Magpie, definition, Cambridge Dictionary: 1) a bird with black and white feathers and a long tail, 2) someone who likes to collect many different objects, or use many different styles
“You know,” said a non-paranoid journalist friend at dinner the other night, “they’re going to be able to scan retinas in crowds, like marches or protests, from way, way up in the air. The technology is beyond.” It was not at all far-fetched, she said, that the NSA, or whoever, would be able to look into anyone’s eyes from nearly anywhere, like giants with bionic vision, and identify people from their retinas, which are more individual than fingerprints. She speculated that body-covering, surveillance-proof cloaks would be the new status item for the rich.
What would they see, those far-sighted giants with their bionic eyes like Cyclops’s eyes? The Magpie has a bird’s-eye view, but it doesn’t extend to seeing into retinas from up in the clouds. Here it is early spring. In the parks, the tops of trees are tender green and the buds on the branches are brushy, half-furled. The puppies in the park treat their leashes like ties flung over their shoulders; their fur is irresistibly silky. Spring seems to be puppy season. At the end of every puppy’s leash is a person smiling and wandering, going where the puppy wants to go. The world seems to be waving hello. There are babies, and daffodils, and tulips, all waving. The fat raccoons climb down from the trees at night and plunder the trash cans, tails waving in the trash. The giant might see all of this, and also be able to see where the raccoons live and where they go when they trundle away into the dark.
Could the giant look all the way down into the subway? Could the giant see the parade of people asking for money? There is, for instance, the small white woman with the purple-tinged wen on her face that she says is a Stage Two cancer. She speaks in a strange singsong— itisgettingbiggerfast —and her pitch is that Sloan Kettering will remove it if she can raise enough money. There is Ivan, a young, compact, swarthy man with a mustache, a big backpack, and a cardboard sign. He says his house burned down. There is the tall, young African American man who recites his poetry about growing up on mean streets and being harassed by cops. There is a woman who looks a little like Kathy Bates with many plastic bags of recyclables strapped and bundled onto a little cart. She looks around her warily. There is an older, round, white man with a big raised purple growth on his wrist that he says is a Stage Two cancer. There are kids selling candy bars. There is the man who gives a little card to everyone in the subway car explaining that he is a deaf-mute. There is an older man with one hand that appears to be immobile, curling toward his chest. Sometimes, there are so many people asking for money coming through a single car that they nearly run into one another. Last week, I saw one waiting at the end of the car to make his entrance after the one ahead of him had finished.
This spring, there seem to be fewer and fewer subway car performers—the kids flipping down the aisle and around the poles, the doo-wop guys making their way from car to car, the men in sombreros with guitars singing “La Bamba.” The people coming through the car have no fancy acts. If you were a giant and you could peer into their retinas, what would you see? Since retinas are so unique, would you see each person’s particular history? Where they were born, how they got here? More to the point, would you be able to bear it? Since I’m not a giant, but just my ordinary self in ordinary time, I can’t, often. Sometimes I avoid their gazes.

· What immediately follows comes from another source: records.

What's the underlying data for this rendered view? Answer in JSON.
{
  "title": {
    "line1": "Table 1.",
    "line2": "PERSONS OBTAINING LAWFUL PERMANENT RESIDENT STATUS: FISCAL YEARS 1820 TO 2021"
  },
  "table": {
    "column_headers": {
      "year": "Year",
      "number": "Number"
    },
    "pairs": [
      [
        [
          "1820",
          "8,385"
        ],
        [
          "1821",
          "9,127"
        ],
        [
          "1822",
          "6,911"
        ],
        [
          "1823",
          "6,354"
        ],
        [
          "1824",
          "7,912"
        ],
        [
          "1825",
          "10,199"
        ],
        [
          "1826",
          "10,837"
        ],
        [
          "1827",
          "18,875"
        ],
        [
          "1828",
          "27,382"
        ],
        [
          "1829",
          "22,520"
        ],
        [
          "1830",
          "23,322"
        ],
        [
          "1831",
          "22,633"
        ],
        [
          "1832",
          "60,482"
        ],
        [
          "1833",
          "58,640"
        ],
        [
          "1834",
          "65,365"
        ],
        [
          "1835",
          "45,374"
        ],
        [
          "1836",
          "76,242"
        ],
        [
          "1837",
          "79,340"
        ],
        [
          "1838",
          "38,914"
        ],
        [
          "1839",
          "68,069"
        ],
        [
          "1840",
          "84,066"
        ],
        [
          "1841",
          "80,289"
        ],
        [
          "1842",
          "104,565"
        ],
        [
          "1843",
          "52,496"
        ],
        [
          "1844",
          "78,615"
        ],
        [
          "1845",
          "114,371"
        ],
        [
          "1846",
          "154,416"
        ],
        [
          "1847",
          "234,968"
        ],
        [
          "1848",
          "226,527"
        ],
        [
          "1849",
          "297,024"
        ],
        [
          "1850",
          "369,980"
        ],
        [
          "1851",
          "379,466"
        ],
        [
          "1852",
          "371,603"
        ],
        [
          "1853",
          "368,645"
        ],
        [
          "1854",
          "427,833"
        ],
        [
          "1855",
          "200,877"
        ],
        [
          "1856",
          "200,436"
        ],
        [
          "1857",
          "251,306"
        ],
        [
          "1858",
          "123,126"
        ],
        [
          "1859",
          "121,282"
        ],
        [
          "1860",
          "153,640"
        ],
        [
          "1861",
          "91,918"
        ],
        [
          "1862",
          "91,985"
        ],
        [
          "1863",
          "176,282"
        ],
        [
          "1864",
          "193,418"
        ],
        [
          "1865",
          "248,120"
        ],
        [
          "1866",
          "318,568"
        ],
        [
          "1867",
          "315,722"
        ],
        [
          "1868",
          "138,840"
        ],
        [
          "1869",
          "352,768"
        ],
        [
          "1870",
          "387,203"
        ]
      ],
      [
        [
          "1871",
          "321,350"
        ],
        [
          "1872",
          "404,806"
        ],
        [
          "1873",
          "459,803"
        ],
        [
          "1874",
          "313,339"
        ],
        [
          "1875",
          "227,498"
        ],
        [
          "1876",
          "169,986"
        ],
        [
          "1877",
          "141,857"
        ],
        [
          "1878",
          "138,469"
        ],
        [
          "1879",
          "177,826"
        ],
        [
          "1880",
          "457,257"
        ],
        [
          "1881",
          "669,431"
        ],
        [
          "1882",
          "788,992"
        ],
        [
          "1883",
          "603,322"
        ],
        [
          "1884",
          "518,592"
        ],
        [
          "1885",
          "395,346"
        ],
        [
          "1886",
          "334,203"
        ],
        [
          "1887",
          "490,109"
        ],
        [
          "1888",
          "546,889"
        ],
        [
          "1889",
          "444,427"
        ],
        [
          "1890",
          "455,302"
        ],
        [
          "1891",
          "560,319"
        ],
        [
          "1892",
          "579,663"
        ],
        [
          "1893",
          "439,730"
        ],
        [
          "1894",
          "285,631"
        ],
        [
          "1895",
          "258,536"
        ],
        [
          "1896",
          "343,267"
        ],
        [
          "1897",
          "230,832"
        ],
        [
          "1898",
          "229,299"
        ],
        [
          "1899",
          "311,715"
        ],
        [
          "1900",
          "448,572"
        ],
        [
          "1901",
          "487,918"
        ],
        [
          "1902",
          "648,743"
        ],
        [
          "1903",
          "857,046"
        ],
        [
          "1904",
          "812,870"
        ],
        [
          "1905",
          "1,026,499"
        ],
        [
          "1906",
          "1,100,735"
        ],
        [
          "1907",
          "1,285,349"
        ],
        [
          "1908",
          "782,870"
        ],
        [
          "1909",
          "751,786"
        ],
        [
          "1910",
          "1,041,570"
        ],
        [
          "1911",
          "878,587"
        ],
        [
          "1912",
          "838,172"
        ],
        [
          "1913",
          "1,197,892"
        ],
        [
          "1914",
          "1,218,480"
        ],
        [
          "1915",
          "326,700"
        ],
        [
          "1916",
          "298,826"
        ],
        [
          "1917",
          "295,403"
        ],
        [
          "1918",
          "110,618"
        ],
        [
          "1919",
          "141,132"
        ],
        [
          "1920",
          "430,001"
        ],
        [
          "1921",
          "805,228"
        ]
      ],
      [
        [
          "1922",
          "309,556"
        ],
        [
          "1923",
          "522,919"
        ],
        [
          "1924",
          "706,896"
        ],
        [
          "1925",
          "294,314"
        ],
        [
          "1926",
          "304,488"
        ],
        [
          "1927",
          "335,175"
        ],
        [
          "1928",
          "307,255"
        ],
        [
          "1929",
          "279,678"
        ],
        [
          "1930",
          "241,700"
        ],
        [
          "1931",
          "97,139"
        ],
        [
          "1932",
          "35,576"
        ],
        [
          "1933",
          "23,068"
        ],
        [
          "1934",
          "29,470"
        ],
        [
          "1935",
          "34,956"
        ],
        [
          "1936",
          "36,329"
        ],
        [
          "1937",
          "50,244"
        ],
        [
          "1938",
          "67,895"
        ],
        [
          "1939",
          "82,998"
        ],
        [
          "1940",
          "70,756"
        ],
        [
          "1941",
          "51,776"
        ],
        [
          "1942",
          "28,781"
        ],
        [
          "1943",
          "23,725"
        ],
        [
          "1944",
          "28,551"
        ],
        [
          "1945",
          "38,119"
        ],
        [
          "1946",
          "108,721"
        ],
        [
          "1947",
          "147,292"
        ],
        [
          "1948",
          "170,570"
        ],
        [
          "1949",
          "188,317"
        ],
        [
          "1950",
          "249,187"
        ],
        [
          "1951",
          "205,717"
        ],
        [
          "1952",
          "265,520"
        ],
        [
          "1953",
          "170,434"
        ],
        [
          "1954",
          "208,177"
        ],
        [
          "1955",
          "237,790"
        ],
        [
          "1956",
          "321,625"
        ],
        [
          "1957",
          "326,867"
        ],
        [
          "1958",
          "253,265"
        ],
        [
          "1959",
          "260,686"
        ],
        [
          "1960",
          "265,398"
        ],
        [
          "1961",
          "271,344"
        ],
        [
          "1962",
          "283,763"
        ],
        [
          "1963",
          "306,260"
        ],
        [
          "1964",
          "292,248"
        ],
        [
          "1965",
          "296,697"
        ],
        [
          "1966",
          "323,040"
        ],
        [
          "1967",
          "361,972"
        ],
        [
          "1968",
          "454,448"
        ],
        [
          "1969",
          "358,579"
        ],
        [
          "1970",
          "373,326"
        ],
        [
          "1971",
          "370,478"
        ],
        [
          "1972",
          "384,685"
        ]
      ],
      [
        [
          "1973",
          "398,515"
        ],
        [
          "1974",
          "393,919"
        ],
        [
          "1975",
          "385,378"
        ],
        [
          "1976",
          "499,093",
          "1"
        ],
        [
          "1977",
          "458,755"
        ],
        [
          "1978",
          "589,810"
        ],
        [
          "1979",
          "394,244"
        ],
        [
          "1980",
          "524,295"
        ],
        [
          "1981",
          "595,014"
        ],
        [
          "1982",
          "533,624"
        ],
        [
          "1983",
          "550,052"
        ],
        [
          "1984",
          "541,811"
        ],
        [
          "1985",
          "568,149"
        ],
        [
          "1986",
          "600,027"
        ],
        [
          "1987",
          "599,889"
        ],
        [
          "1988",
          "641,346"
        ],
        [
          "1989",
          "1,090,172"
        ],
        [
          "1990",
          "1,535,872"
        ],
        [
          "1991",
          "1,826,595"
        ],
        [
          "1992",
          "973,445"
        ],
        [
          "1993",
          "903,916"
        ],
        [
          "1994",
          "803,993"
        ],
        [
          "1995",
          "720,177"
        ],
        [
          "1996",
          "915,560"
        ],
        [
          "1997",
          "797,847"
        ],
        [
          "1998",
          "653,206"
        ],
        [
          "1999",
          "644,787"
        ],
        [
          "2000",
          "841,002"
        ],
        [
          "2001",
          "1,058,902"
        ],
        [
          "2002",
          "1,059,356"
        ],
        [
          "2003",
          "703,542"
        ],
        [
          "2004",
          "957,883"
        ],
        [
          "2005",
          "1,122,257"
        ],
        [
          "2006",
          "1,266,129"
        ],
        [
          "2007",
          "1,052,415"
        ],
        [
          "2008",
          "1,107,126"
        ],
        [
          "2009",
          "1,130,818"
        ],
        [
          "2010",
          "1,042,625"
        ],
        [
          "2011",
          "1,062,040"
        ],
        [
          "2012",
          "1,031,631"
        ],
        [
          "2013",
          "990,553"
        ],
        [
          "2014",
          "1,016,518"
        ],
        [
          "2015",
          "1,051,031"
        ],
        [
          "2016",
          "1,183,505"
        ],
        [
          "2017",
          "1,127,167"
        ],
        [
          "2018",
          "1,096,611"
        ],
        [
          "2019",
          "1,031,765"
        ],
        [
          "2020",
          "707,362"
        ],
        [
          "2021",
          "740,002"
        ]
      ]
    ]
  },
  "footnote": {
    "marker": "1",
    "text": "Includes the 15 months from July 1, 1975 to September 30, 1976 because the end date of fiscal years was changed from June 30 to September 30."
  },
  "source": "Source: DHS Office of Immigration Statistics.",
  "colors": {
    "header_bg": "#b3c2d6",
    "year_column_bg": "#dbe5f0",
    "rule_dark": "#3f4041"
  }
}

This is the problem with being a Magpie and prone to noticing: You notice all of it. What sort of cloak would shield me from these gazes I sometimes can’t return and from my feeling that when I can’t, I have failed in a deep way? Can the giant see that, that flicker away from the gaze of the sufferer, and can the giant understand what it means?
If I were a giant, I would grab up all the creepy satellites or whatever it is they’ve got up there and fling them far out into the universe where they could live out their days spying on stray asteroids. So would you, I’m sure. But the problem, it seems to me, isn’t what happens way up in the air, from which perspective everything looks like a point, even a superidentified point, on a vast map. The problem is all these moments on the ground, face to face. Is the aerial bionic vision thing so that we can see more, or so that we can avoid seeing much at all?
Outside, the birds chirp. I notice it so much more this spring, and there is a slight desperation in my noticing. Those sounds don’t drown out the others—“Ladies and gentlemen, excuse me for the interruption, I just want something to eat.”—not a bit of it. Every day, the train rolls on, heavy with all these passengers.